Fresh, frozen, pureed and dried fruits are all part of the fruit group. You can even drink your fruit in the form of 100 percent juice, though the USDA recommends getting most of your intake from whole fruit. Fruit provides your body with essential nutrients including vitamins A and C, potassium and healthy carbohydrates for energy. Adults need 1 1/2 to 2 cups of fruits per day. Half a cup of dried fruit, a small fruit or 1 cup of diced fresh fruit, drained canned fruit or 100 percent fruit juice count as a serving.
Variety of Vegetables
Vegetables such as spinach and carrots are packed with nutrients including folate, iron and magnesium. The USDA divided the vegetable food group into five categories: dark green vegetables, beans and peas, starchy vegetables, red and orange vegetables, and other vegetables. Adults need 2 1/2 to 3 cups of vegetables per day. As a general rule, 1 cup of raw or cooked vegetables or vegetable juice or 2 cups of leafy greens count as a serving.
At Least Half Whole-Grain
Grains are divided into to two categories based on their processing. Whole-grain foods are made with the entire grain kernel, while refined grains have parts of the kernel -- the bran and germ -- removed. Refined grains are missing nutrients including fiber, iron and some vitamins.
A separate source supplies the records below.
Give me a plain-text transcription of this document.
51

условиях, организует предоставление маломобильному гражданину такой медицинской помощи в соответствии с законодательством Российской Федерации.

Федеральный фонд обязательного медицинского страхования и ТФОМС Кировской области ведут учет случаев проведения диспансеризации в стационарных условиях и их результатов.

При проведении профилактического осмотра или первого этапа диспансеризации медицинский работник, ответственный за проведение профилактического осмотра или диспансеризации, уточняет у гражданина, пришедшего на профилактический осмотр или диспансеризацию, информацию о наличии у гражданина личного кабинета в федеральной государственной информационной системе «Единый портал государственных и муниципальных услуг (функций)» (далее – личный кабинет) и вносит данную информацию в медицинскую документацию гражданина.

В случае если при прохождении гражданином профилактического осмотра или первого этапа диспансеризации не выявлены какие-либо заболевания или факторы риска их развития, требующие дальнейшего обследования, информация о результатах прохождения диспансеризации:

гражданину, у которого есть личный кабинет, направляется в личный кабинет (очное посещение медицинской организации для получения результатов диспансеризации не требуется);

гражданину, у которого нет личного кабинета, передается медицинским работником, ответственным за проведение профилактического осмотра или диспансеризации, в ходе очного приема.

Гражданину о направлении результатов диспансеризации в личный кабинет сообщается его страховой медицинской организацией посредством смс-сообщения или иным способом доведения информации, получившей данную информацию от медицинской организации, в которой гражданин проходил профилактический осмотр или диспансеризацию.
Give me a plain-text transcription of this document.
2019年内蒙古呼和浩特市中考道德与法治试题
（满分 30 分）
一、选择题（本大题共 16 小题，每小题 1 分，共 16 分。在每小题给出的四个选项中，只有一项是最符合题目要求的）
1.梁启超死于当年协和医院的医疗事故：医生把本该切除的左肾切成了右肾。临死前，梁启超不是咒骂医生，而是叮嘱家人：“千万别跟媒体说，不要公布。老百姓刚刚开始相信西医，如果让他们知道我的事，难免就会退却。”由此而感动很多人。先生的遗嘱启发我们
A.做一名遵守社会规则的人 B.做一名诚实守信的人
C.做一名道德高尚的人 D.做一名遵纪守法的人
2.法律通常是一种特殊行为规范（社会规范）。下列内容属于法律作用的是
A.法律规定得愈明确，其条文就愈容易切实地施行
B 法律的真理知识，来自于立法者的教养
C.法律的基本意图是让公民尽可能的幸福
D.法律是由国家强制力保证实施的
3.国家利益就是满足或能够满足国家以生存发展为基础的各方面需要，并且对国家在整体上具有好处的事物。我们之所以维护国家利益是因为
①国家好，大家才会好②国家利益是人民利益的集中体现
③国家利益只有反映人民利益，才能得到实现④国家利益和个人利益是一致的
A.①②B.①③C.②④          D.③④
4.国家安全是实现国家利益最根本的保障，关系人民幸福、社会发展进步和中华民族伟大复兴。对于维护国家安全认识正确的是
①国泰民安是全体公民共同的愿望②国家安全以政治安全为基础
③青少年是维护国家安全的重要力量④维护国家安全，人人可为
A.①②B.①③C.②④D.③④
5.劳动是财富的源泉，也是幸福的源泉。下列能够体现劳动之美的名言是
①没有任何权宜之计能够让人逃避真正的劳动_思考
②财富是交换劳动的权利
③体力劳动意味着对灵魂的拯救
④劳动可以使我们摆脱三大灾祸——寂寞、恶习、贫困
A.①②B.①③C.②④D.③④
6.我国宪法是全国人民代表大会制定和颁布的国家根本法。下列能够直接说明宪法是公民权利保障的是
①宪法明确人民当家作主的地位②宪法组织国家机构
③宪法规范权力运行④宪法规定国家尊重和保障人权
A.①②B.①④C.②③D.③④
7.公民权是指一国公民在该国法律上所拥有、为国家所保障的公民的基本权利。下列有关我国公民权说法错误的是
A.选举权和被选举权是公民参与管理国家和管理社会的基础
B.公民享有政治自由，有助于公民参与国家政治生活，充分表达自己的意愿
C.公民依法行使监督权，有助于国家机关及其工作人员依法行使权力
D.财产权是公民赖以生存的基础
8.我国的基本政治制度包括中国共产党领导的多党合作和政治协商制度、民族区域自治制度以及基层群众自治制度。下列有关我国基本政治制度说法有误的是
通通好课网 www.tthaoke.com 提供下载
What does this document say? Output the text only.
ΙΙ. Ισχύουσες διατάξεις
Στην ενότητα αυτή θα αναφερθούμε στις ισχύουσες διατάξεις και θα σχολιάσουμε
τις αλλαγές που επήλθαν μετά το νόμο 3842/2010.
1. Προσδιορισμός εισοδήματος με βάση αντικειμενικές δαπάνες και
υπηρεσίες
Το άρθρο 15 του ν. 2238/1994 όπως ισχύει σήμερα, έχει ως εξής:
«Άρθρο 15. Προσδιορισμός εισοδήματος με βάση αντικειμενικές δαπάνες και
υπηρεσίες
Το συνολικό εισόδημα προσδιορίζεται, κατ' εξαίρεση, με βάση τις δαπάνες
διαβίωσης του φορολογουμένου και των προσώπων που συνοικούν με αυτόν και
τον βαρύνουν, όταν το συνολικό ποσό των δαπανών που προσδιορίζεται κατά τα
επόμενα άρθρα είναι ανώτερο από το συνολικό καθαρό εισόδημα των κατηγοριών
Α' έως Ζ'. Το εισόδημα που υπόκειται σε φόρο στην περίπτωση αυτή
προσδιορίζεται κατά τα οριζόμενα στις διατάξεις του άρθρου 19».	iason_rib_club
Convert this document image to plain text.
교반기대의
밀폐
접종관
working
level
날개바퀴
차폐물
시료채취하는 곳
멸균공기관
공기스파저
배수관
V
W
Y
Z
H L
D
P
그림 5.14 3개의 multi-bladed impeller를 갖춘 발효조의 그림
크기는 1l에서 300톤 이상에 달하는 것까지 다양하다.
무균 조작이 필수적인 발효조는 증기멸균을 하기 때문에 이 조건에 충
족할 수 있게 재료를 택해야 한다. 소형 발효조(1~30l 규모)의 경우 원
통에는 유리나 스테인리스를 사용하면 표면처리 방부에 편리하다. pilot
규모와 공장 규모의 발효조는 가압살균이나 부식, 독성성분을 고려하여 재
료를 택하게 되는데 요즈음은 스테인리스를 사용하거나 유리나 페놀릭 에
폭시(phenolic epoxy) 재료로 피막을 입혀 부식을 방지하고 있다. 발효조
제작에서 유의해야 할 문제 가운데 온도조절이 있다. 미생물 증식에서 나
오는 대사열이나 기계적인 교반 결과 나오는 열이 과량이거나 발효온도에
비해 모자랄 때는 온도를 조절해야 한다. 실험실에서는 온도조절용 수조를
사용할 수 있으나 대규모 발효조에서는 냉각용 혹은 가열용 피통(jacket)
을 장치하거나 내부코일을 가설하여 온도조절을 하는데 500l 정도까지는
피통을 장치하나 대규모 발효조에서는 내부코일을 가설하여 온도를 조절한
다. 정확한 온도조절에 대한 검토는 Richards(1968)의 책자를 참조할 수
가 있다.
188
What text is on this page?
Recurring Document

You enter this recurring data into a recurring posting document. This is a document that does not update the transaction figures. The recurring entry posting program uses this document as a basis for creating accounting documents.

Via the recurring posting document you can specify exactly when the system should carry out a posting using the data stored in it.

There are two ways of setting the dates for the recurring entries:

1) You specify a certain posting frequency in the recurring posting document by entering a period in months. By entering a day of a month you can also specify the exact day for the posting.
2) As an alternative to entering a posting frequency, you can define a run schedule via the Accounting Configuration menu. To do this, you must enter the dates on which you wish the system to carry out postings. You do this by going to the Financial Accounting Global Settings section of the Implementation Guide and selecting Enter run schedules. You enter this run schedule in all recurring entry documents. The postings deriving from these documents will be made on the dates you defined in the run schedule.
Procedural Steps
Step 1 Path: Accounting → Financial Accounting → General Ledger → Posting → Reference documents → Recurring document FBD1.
For good health, the USDA recommends making at least half of your grains whole grains such as steel-cut oats, brown rice and whole-wheat bread. Adults need a minimum of 3 to 4 ounce equivalents of whole grains per day. Ideally, all grains should be whole grains. An ounce is roughly equivalent to a cup of cereal, a slice of bread or 1/2 cup of cooked rice, pasta or cereal.
Milk and More
Milk, some dairy and some dairy alternatives such as calcium-fortified soy milk are all included in the dairy group. Foods in this group are rich in calcium, which promotes healthy bones and teeth. Cream cheese, butter and cream are not included in the dairy group because they contain little calcium and are high in fat. Choose low-fat or fat-free dairy products. Adults need 3 cups of dairy per day. One cup of milk, yogurt or soy milk count as a serving. One and a half ounces of natural cheese and 2 ounces of processed cheese also count as a cup.
Protein-rich foods give you the feeling of fullness and satisfaction. Your body needs protein to repair damaged tissues and build new tissues. Protein comes from a variety of foods including beans, legumes, fish, meat, poultry, eggs, soy products, nuts and seeds. The USDA recommends that adults eat at least one serving of fish per week. Adults need 5 to 6 1/2 ounce equivalents of protein per day. A serving is 1 ounce of meat, poultry or seafood; one egg; 1 tablespoon of nut butter; 1/4 cups of cooked beans; or 1/2 ounce of nuts or seeds. Some protein foods such as ground beef can be high in unhealthy saturated fats. Fish and nuts, on the other hand, are a good source of heart-healthy unsaturated fats. Limit your consumption of saturated fats, but don't eliminate all fat from your diet.